Probably only one runner get a tear or split at first but this is a progressive symptom.
So in time it goes up to two runners or you can have three runners, each, doing just a little bit at a time.
The head and the manifold masses are always moving.
The gasket gets soaked with gasoline vapors as the injectors spray right on top of the intake valves.
Oil vapors are introduced from the crankcase.
Aluminum being what it is, it’s not a thermoplastic, of which, is another animal in the automotive zoo.
With this ingredient plugged from your post is making a notable variation in how much when cold and none later.
The slight heating time will change to longer.
The symptoms are going to get worse as vacuum leaks do that by their own nature.
Same goes with a tiny split in the accordion tube behind the AMM. The symptom creeps into the mixtures until it can cause sudden idling failures.

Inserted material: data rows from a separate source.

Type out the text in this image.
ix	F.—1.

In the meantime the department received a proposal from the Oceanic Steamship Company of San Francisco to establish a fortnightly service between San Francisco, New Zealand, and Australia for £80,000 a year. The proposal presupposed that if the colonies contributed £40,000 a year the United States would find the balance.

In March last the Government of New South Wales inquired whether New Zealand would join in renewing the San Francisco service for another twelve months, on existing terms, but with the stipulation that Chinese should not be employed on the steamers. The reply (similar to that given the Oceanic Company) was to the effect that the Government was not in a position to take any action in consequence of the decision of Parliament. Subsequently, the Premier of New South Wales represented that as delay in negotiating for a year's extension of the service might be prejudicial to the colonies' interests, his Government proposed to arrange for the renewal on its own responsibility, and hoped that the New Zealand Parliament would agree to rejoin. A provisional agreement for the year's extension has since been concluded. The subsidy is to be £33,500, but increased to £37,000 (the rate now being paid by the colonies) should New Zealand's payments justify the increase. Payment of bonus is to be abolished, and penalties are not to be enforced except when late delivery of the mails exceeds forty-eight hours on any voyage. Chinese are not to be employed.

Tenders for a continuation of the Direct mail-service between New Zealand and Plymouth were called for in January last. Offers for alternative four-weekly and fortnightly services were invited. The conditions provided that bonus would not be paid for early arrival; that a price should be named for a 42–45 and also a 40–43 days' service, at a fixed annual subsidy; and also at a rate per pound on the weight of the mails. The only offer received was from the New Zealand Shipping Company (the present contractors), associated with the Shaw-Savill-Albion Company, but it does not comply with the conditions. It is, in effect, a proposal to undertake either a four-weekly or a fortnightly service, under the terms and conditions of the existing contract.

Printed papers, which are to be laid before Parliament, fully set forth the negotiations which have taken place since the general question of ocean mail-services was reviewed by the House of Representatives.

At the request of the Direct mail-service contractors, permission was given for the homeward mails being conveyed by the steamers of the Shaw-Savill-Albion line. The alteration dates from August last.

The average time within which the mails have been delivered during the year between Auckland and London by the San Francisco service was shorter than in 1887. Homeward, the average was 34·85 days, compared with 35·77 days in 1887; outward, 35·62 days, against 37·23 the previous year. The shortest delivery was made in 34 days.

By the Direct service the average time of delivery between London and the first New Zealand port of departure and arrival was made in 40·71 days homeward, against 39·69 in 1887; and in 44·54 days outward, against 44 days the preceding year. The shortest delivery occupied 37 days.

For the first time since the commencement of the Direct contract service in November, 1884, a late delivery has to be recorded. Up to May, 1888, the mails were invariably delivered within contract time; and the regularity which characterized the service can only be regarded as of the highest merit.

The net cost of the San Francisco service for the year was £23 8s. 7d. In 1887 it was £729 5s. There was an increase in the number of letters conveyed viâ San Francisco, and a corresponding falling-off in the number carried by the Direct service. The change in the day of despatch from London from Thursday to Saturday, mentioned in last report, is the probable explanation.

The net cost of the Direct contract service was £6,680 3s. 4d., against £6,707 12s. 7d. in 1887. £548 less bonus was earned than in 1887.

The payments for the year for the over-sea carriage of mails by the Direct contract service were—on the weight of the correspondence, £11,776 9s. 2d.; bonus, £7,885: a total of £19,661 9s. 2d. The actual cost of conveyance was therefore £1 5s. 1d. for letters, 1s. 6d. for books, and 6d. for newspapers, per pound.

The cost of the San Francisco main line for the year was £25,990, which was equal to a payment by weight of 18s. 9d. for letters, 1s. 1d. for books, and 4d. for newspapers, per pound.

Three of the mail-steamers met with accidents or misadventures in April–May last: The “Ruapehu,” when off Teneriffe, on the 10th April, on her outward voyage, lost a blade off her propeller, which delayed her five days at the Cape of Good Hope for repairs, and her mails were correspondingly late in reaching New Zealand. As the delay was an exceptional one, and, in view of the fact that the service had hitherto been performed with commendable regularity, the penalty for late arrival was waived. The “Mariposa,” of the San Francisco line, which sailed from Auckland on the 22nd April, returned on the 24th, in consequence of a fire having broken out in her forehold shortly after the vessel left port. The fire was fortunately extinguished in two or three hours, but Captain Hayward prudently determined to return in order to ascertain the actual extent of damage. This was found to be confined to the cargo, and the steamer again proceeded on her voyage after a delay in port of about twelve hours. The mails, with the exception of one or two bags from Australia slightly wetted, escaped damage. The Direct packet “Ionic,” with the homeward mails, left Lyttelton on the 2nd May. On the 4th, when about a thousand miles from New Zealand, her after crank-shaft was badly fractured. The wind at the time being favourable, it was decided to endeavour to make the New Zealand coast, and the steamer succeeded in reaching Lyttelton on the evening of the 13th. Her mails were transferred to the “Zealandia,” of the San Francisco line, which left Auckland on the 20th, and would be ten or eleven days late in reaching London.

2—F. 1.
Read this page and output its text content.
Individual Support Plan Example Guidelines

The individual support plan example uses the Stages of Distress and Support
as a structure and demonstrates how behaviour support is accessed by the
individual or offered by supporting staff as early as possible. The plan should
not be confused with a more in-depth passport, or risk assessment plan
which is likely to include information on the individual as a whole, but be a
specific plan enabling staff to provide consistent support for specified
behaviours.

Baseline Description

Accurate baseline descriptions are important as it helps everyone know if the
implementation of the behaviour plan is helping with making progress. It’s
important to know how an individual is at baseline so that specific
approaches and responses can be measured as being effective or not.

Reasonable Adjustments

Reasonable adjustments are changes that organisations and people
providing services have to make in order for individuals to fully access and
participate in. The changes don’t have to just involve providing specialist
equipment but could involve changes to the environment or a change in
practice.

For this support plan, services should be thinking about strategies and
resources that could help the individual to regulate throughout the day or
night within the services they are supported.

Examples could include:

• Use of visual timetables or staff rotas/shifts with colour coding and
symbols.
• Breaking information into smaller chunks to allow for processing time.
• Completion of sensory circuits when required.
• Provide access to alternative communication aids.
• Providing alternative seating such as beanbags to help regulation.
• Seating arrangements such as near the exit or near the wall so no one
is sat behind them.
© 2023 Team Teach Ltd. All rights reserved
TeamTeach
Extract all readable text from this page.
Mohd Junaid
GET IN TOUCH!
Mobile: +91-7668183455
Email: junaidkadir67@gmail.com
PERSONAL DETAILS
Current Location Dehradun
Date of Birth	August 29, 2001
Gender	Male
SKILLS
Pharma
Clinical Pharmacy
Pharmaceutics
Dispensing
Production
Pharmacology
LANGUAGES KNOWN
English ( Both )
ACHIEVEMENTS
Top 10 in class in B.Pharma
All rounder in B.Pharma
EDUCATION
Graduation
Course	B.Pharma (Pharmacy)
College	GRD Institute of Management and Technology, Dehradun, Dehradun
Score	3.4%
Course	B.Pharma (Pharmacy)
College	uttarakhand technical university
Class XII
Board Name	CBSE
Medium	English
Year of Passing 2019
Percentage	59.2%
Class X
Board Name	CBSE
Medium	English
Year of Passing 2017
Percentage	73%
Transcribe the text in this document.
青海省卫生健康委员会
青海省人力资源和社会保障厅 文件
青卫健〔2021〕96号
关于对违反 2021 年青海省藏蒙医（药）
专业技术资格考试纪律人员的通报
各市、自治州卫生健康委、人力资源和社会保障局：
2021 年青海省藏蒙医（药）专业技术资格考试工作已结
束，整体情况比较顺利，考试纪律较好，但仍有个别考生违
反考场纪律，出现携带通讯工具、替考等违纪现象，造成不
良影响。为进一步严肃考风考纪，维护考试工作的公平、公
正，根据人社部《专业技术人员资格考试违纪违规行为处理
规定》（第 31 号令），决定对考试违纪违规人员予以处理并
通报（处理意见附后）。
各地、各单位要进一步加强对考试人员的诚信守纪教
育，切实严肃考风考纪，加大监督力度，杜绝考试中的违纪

Another possibility, not mentioned, is the coolant sensor for the fuel management system. It could be out of calibration or even have a bad connection if it is rich or lean running?
But for only 30 seconds of time makes it NOT a likely candidate, especially, if your mileage is decent.
A 92 C thermostat helps that a bit for in town short runs. IMHO
Anyways I got out my thoughts.
We need an interesting thread and hopefully it’s going to get resolved quickly for you.